Appropriately then, the photobook world is one of Baker and his team’s key sources for discovering new talent. “We really do most of our research and our work through the photobook,” he says. “That’s where we b discover people – we go to all the book fairs … we look around, we look at the publishers, we look at the great books that are coming out, we go on juries.
“The next show we have at Tate Modern in May – Into The Light: Photography and Abstract Art – the three youngest artists in that show, who are all in their 30s, they are all people we’ve met through the book world,” he continues. “We’ve seen their amazing, beautiful books and then you go and talk to them…. That leads you to their galleries but it also leads you to understand their work quite fully and quite directly in an unmediated way, because they’re often able to make exactly the book that they wanted, rather than waiting for Thames & Hudson in 30 years’ time to do the retrospective book.”
Baker cites independent publishers as leading the way in the UK in terms of championing new talent in photography. “As a result of London not having a very strong photography gallery context, by comparison with New York for example, the young publishers have become like the talent spotters and curators for photography,” he says. “If you keep an eye on who Michael Mack is publishing or you keep an eye on who Arön Morel is publishing, or Trolley Books or any of these smaller publishing houses, you’re really seeing the best new stuff because they’re making a big effort to find the best people and decide how to support them.

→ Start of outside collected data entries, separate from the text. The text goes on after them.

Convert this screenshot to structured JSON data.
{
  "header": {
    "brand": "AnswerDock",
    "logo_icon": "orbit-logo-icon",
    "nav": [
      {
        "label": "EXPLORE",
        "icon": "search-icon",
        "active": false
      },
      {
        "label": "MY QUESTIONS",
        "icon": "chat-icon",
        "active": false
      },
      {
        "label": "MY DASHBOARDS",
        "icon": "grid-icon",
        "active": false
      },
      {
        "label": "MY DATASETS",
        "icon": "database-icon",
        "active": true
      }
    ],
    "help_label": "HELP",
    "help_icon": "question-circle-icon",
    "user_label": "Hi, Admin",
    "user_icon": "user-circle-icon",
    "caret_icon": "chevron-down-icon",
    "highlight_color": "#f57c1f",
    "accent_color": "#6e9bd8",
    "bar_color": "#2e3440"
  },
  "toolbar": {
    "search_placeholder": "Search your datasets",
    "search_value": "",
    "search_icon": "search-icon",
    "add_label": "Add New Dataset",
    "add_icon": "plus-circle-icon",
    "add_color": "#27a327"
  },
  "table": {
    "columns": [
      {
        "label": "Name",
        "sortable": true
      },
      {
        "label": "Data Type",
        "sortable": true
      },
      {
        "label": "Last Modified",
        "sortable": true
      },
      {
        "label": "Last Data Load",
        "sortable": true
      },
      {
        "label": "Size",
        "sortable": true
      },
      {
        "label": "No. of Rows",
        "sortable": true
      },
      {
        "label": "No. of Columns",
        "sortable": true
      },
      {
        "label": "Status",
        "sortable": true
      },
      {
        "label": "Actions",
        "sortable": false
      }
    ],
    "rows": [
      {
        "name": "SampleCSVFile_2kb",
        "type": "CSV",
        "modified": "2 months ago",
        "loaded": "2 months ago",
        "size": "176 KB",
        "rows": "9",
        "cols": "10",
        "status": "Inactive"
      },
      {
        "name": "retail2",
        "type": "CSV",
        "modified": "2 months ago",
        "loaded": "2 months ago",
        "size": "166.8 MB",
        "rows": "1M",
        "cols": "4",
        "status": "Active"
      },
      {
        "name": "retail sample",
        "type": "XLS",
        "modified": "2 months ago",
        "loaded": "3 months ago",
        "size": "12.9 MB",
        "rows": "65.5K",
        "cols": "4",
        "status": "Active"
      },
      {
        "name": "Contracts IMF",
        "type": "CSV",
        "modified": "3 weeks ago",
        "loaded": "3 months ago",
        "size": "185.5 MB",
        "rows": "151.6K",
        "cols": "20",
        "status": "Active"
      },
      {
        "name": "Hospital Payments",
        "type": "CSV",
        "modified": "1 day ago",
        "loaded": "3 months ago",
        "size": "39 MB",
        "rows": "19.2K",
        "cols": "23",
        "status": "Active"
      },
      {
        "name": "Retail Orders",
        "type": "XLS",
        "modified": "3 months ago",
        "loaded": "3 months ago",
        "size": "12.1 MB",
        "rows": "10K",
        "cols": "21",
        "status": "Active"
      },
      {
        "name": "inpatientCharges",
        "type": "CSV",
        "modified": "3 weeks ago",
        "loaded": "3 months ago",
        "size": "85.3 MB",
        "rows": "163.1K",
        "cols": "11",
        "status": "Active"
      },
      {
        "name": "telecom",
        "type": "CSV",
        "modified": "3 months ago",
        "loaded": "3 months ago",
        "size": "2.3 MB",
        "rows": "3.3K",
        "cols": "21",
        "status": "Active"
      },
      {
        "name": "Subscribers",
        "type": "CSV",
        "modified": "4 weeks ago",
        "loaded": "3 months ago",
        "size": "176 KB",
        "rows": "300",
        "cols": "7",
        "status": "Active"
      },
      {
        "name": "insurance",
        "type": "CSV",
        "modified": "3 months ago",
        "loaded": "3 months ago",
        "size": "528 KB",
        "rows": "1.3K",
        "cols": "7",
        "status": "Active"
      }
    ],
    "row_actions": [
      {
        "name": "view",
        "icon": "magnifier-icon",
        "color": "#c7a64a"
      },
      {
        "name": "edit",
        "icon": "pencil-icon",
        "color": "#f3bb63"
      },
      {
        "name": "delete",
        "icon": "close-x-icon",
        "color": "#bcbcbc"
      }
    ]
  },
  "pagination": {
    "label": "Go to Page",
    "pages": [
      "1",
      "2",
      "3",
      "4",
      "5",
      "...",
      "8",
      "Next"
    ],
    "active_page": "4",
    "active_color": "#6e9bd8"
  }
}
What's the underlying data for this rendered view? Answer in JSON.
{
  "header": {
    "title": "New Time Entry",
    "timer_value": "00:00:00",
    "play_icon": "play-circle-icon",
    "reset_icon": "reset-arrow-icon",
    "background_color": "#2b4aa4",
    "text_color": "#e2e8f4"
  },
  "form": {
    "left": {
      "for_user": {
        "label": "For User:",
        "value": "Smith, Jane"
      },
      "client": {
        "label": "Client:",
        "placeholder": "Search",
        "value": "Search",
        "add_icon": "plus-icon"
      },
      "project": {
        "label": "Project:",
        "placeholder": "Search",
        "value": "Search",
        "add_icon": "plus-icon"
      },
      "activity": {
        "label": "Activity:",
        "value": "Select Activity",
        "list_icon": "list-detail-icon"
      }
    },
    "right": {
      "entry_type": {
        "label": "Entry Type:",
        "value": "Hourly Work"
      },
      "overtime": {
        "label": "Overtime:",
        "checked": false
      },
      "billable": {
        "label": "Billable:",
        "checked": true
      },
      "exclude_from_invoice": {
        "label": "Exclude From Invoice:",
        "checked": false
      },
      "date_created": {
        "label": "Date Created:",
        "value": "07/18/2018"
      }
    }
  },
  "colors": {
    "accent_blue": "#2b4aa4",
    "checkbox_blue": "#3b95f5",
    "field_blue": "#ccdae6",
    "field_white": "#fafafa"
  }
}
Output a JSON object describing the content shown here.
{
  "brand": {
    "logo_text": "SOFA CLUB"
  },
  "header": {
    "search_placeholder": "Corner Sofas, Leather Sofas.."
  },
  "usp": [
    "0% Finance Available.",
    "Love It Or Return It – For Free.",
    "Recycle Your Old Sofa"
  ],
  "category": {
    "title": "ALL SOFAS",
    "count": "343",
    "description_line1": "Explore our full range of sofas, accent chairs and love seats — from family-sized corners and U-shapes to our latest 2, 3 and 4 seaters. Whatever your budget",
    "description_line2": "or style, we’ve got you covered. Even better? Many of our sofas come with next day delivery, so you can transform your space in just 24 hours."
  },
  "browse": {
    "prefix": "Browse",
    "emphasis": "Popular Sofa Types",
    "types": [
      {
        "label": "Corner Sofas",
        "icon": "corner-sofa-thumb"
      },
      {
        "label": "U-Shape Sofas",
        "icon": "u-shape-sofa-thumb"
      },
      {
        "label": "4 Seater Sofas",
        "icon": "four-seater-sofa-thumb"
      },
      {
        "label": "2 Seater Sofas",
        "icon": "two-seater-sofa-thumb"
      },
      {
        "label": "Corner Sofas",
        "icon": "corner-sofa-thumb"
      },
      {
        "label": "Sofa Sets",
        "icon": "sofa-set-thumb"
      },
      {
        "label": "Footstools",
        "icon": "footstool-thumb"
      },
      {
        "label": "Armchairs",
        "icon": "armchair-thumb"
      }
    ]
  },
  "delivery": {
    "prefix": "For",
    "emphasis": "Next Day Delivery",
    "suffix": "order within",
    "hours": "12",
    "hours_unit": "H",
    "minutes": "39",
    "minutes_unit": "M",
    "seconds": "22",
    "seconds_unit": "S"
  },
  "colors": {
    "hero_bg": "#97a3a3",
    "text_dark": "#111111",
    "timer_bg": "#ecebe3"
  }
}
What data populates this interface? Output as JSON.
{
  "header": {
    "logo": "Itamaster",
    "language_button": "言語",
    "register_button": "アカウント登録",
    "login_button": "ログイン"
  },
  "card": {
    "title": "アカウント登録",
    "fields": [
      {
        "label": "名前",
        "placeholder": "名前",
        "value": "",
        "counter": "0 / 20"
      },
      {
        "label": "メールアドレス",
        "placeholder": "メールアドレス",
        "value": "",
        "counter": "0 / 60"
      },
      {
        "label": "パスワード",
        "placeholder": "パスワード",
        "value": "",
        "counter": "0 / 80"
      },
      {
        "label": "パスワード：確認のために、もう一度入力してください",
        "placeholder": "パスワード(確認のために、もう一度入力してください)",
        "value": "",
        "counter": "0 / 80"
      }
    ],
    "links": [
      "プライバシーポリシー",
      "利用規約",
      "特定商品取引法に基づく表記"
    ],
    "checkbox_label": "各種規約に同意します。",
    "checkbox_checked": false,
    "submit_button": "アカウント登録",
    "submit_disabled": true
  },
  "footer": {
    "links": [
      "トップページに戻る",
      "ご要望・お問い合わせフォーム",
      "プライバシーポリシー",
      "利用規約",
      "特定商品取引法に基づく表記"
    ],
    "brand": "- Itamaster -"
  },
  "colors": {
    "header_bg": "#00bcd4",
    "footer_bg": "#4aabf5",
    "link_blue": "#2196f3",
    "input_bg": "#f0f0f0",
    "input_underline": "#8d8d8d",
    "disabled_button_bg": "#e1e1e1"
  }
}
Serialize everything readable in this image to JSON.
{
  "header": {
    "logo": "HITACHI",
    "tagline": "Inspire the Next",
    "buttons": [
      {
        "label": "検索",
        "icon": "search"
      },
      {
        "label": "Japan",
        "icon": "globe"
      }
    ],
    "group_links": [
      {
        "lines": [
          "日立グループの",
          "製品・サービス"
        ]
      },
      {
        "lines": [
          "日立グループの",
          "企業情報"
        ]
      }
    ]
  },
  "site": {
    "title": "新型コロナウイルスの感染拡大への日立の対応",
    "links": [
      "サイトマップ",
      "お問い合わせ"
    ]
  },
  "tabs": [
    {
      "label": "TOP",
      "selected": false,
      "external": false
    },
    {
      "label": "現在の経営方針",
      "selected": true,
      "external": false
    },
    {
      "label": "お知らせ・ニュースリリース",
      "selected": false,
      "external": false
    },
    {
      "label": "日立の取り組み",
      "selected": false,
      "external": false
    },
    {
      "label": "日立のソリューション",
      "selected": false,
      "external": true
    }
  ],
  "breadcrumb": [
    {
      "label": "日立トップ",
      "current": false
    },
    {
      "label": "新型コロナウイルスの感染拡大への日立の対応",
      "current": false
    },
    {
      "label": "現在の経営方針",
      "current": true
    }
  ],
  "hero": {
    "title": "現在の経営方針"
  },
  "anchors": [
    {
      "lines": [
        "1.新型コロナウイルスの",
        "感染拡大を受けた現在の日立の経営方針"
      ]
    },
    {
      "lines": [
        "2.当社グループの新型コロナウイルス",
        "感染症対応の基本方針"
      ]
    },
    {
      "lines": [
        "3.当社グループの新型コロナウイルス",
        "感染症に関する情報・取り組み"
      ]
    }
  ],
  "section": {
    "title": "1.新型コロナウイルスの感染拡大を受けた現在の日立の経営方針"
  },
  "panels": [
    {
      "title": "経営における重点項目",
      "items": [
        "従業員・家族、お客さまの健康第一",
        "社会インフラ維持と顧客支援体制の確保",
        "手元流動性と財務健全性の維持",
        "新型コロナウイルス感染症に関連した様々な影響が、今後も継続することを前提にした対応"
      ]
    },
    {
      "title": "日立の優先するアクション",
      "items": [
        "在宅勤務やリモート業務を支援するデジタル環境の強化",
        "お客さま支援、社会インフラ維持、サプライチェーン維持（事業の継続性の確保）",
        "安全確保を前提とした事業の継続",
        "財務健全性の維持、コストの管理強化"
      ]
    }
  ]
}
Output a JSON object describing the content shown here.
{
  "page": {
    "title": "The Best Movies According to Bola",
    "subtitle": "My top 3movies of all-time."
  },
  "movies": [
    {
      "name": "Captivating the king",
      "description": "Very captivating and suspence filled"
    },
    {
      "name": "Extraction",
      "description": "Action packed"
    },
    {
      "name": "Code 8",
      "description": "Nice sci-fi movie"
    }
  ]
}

That’s the equivalent of our colleagues in contemporary art going round the smaller galleries.”
While 2017 has been a great year in general in UK photography, with galleries including the Serpentine, the Whitechapel and the Science Museum also hosting significant shows, and festivals taking place in Oxford, Derby, Brighton and Edinburgh, amongst other destinations, Baker admits that the UK still tends to lag behind countries such as France or the US in terms of its commitment to the medium.
“We’re certainly not anywhere near the level of France,” he says. “If you think of the Arles festival – admittedly it’s been going for 30 or 40 years – they get the Minister of Culture and usually the President visiting. It’s unimaginable in Britain. I know it’s not comparable but I don’t see the Ministry of Culture and the Prime Minister going to Format in Derby. There is a difference. There’s a cultural attachment to photography in France and America, and to a certain extent in Germany, that we don’t really have. But that doesn’t mean that we can’t have it, just because we haven’t had it historically.”
Baker can see the medium continuing to grow in the UK, and Tate is committed to collecting and exhibiting photography from all areas, from documentary to art to fashion and other more commercial spheres too. He sees photography’s innate accessibility as key to reaching new audiences.
“As art has become quite conceptual and quite difficult for people to engage with in some cases, photography offers people a bit of a hand, a bit of a help,” he says. “If you go to a photography show, you have an understanding of some kind of connection to the real world, and some kind of connection to your own experience, which needn’t necessarily be the case if you go to see a sculpture show or a painting show. The work doesn’t have to be simple, but there’s always a way into it.
“It’s a very obvious thing to say,” he concludes, “but it’s so important that photography is just seen alongside other mediums as equal. When you walk around Tate, it’s just there, next to the Warhols and the Picassos and everything else.”